Die Senkung der Krankenkassenbeiträge zum 1. Juli 2009 von 15,5 auf 14,9 Prozent soll ebenfalls um neun Milliarden Euro entlasten. Geplant sind zur Ankurbelung der Kaufkraft von Familien ein Kinderbonus von 100 Euro pro Kind, der 1,8 Milliarden kostet, und mehr Geld für Langzeitarbeitslose mit Kindern.

Wer ein mindestens neun Jahre altes Fahrzeug verschrotten lässt und ein umweltfreundliches neues Auto kauft, soll eine Umweltprämie von 2500 Euro erhalten. Dies würde 1,5 Milliarden Euro kosten. Die Arbeitgeber sollen über Mittel der Bundesagentur für Arbeit bei Sozialbeiträgen in Höhe von 2,1 Milliarden Euro entlastet werden. Die Kfz-Steuer soll zum 1. Juli vom Hubraum auf den CO2-Ausstoß umgestellt werden.

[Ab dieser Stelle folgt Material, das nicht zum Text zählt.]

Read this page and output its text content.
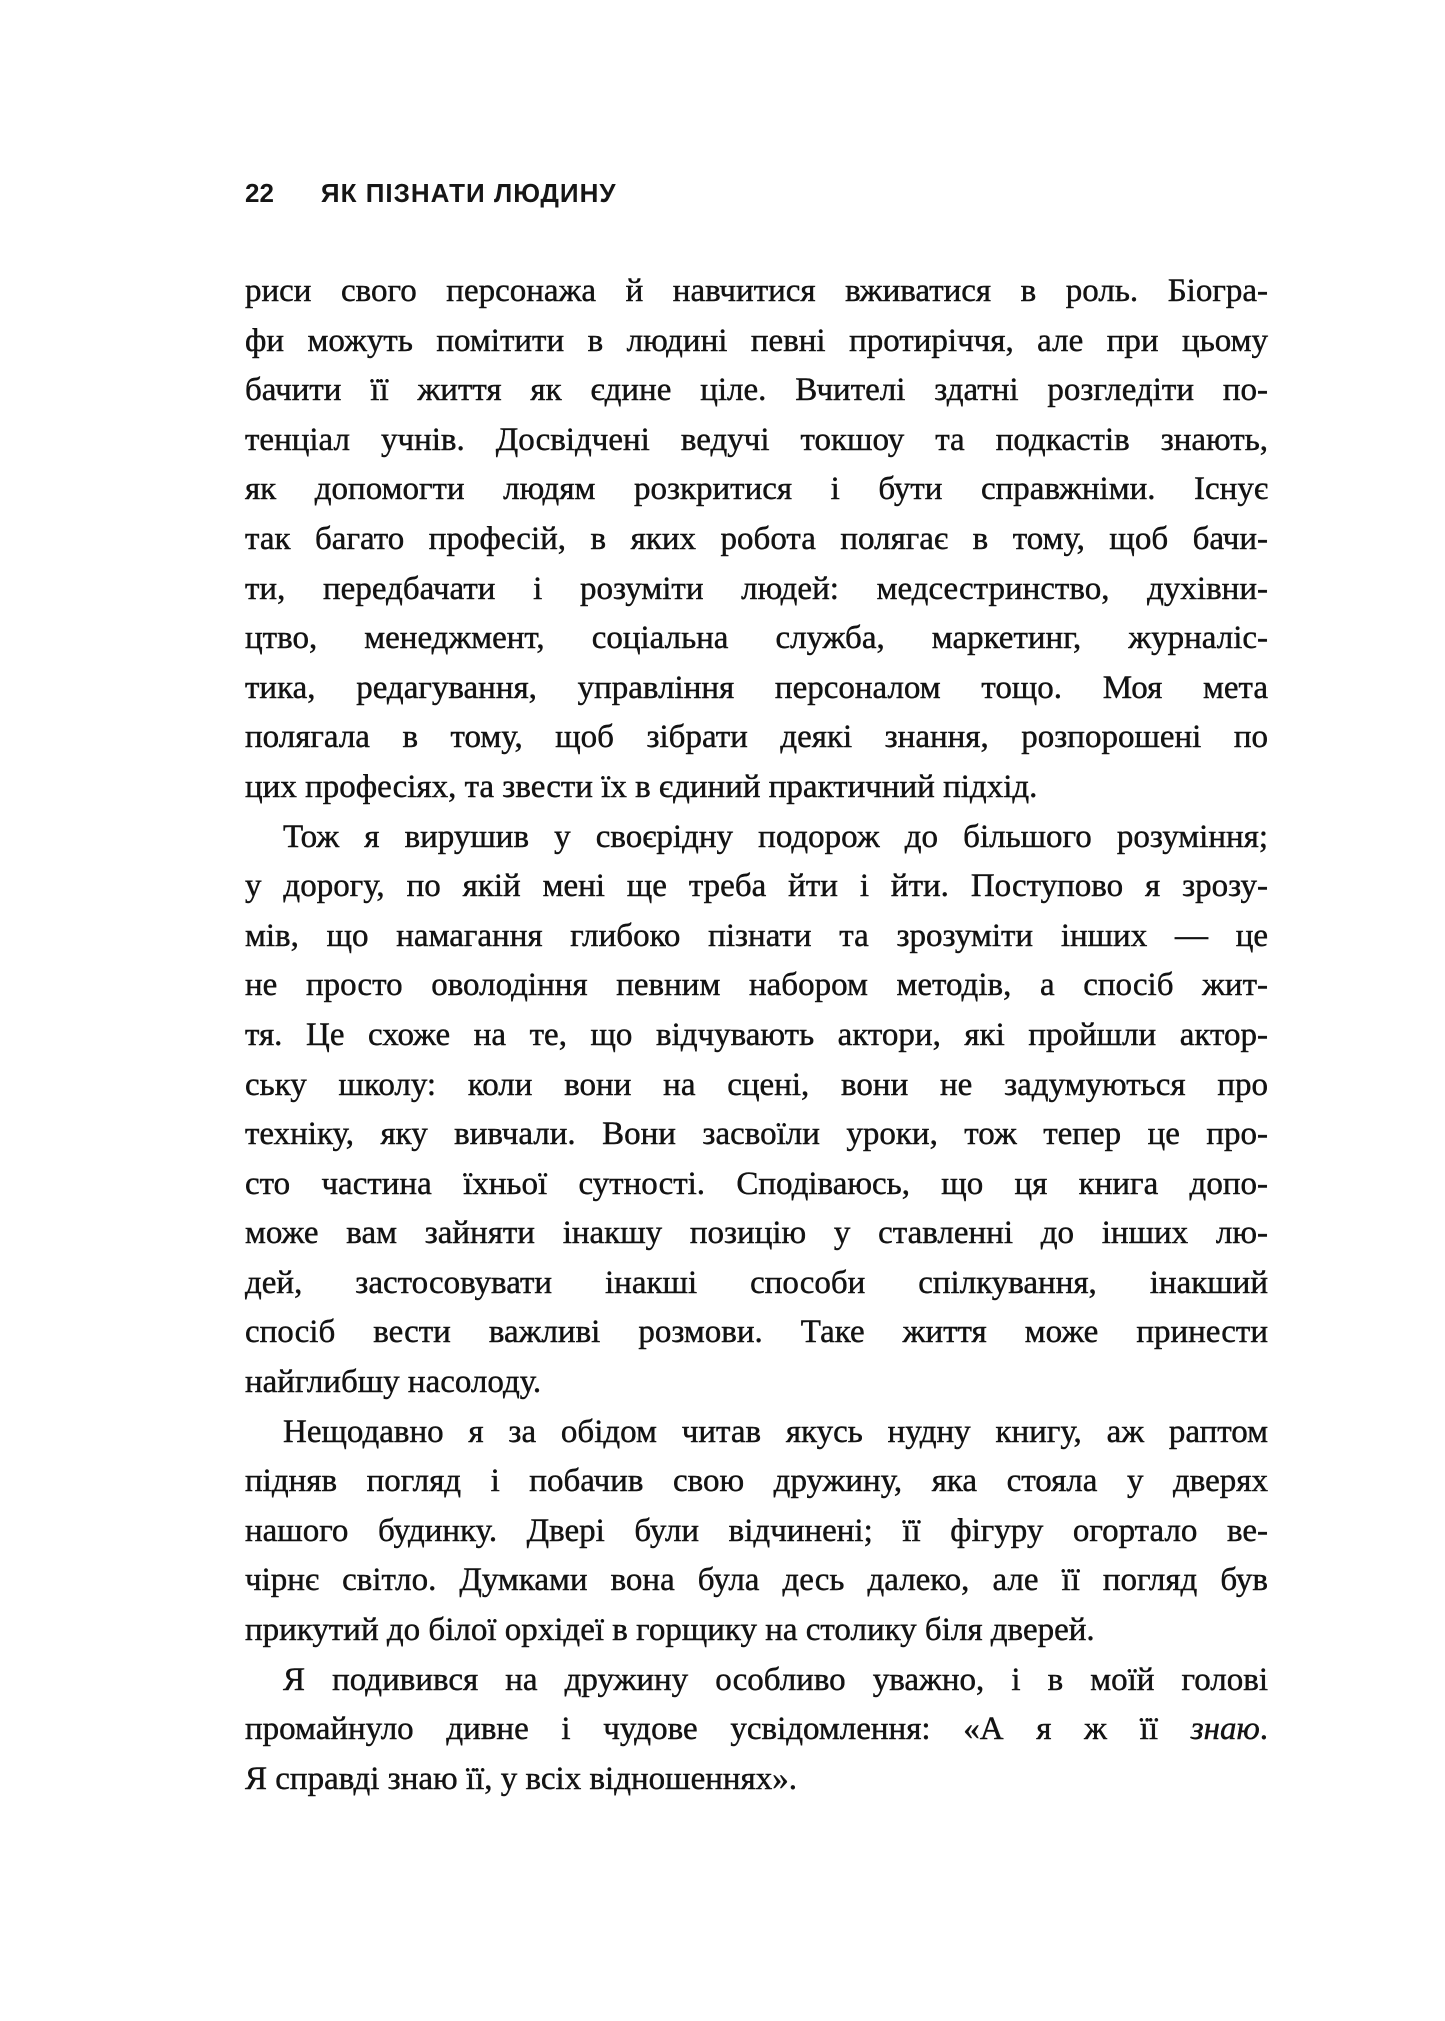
22 ЯК ПІЗНАТИ ЛЮДИНУ
риси свого персонажа й навчитися вживатися в роль. Біогра-
фи можуть помітити в людині певні протиріччя, але при цьому
бачити її життя як єдине ціле. Вчителі здатні розгледіти по-
тенціал учнів. Досвідчені ведучі токшоу та подкастів знають,
як допомогти людям розкритися і бути справжніми. Існує
так багато професій, в яких робота полягає в тому, щоб бачи-
ти, передбачати і розуміти людей: медсестринство, духівни-
цтво, менеджмент, соціальна служба, маркетинг, журналіс-
тика, редагування, управління персоналом тощо. Моя мета
полягала в тому, щоб зібрати деякі знання, розпорошені по
цих професіях, та звести їх в єдиний практичний підхід.
Тож я вирушив у своєрідну подорож до більшого розуміння;
у дорогу, по якій мені ще треба йти і йти. Поступово я зрозу-
мів, що намагання глибоко пізнати та зрозуміти інших — це
не просто оволодіння певним набором методів, а спосіб жит-
тя. Це схоже на те, що відчувають актори, які пройшли актор-
ську школу: коли вони на сцені, вони не задумуються про
техніку, яку вивчали. Вони засвоїли уроки, тож тепер це про-
сто частина їхньої сутності. Сподіваюсь, що ця книга допо-
може вам зайняти інакшу позицію у ставленні до інших лю-
дей, застосовувати інакші способи спілкування, інакший
спосіб вести важливі розмови. Таке життя може принести
найглибшу насолоду.
Нещодавно я за обідом читав якусь нудну книгу, аж раптом
підняв погляд і побачив свою дружину, яка стояла у дверях
нашого будинку. Двері були відчинені; її фігуру огортало ве-
чірнє світло. Думками вона була десь далеко, але її погляд був
прикутий до білої орхідеї в горщику на столику біля дверей.
Я подивився на дружину особливо уважно, і в моїй голові
промайнуло дивне і чудове усвідомлення: «А я ж її знаю.
Я справді знаю її, у всіх відношеннях».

Der "Pakt für Beschäftigung und Stabilität in Deutschland" soll am 13. Februar im Bundestag beschlossen werden. Die Koalition machte mit einem "Kredit- und Bürgschaftsprogramm" auch den Weg frei für den umstrittenen Schutzschirm für Unternehmen. Vom Tisch sind der Unions-Vorschlag nach einem Staatseinstieg bei Firmen in Notfällen und die SPD-Forderung nach stärkerer Belastung von Top-Verdienern.